ALDX strangle positions are structurally neutral / high-volatility (long premium, OTM); the modeled P&L assumes European-style exercise at expiration and ignores early assignment, transaction costs, dividends paid before expiry on the stock leg (when present), and the bid-ask spread on the listed chain. ALDX positions also carry Healthcare sector concentration risk; news flow inside the sector (peer earnings, regulatory shifts, supply-chain headlines) can move ALDX alongside the broader basket even when ALDX-specific fundamentals are unchanged. Always rebuild the position from current ALDX chain quotes before placing a trade.
Frequently asked questions
- What is a strangle on ALDX?
- A strangle on ALDX is the strangle strategy applied to ALDX (stock). The strategy is structurally neutral / high-volatility (long premium, OTM): A long strangle buys an OTM call and an OTM put at offset strikes, cheaper than a straddle but requiring a larger underlying move to profit since both wings start out-of-the-money. With ALDX stock trading near $1.65, the strikes shown on this page are snapped to the nearest listed ALDX chain strike and the premiums come straight from the end-of-day bid/ask midpoint.
- How are ALDX strangle max profit and max loss calculated?
- Upside max profit is unbounded; downside max profit is bounded at the put strike minus the combined debit (reached at zero). Max loss equals the combined debit times 100 (reached anywhere between the two OTM strikes). Two breakevens at call-strike plus debit and put-strike minus debit. For the ALDX strangle priced from the end-of-day chain at a 30-day expiry (ATM IV 139.80%), the computed maximum profit is unbounded per contract and the computed maximum loss is unbounded per contract. Live intraday quotes will differ as the chain moves through the trading session.

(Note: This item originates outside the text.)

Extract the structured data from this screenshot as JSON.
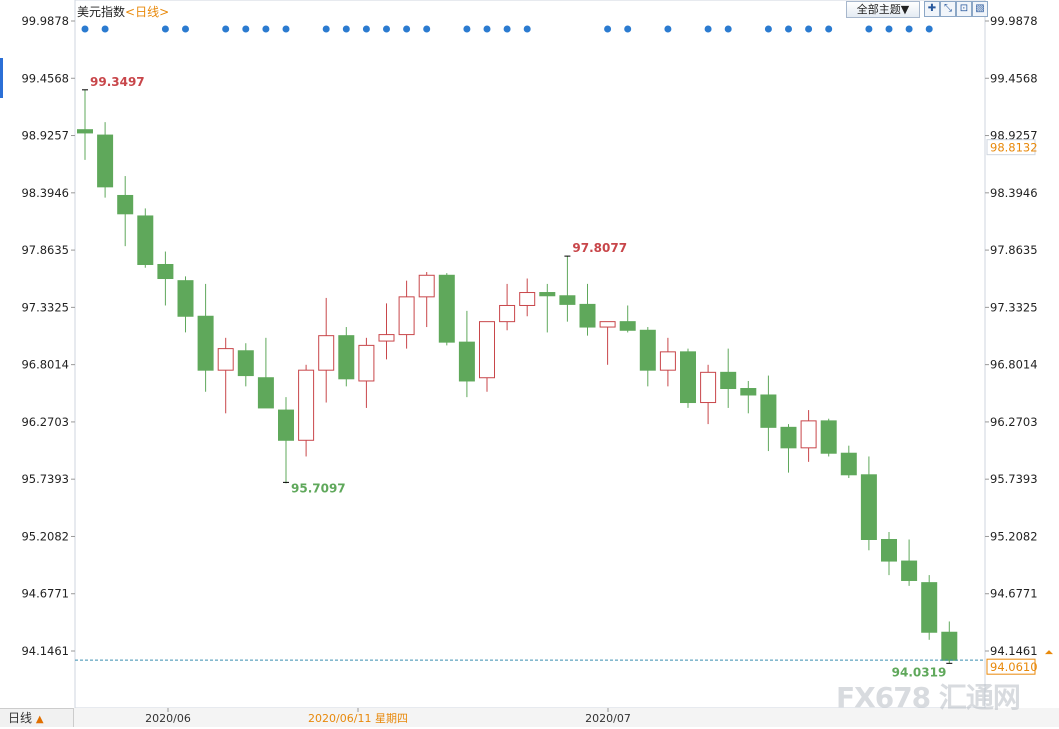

- What is the breakeven for a ALDX strangle?
- The breakeven for the ALDX strangle priced on this page is no defined breakeven on the modeled curve at expiration, derived from end-of-day chain premiums. Breakeven is the underlying price at which the strategy's P&L crosses zero ignoring transaction costs and assignment risk. The current ALDX market-implied 1-standard-deviation expected move is approximately 40.08%; if the move sits well outside the breakeven distance, the structure's risk-reward becomes correspondingly tighter.
- When should you consider a strangle on ALDX?
- Strangles on ALDX are the cheaper cousin of the straddle - traders use them when they want a large directional move but are willing to give up the inner-strike sensitivity in exchange for a lower up-front debit on the ALDX chain.
- How does current ALDX implied volatility affect this strangle?
- ALDX ATM IV is at 139.80% with IV rank near 20.16%, which is on the low end of its 1-year range. Premium-buying structures (long call, long put, debit spreads) are relatively cheap in this regime; premium-selling structures collect less credit per unit risk.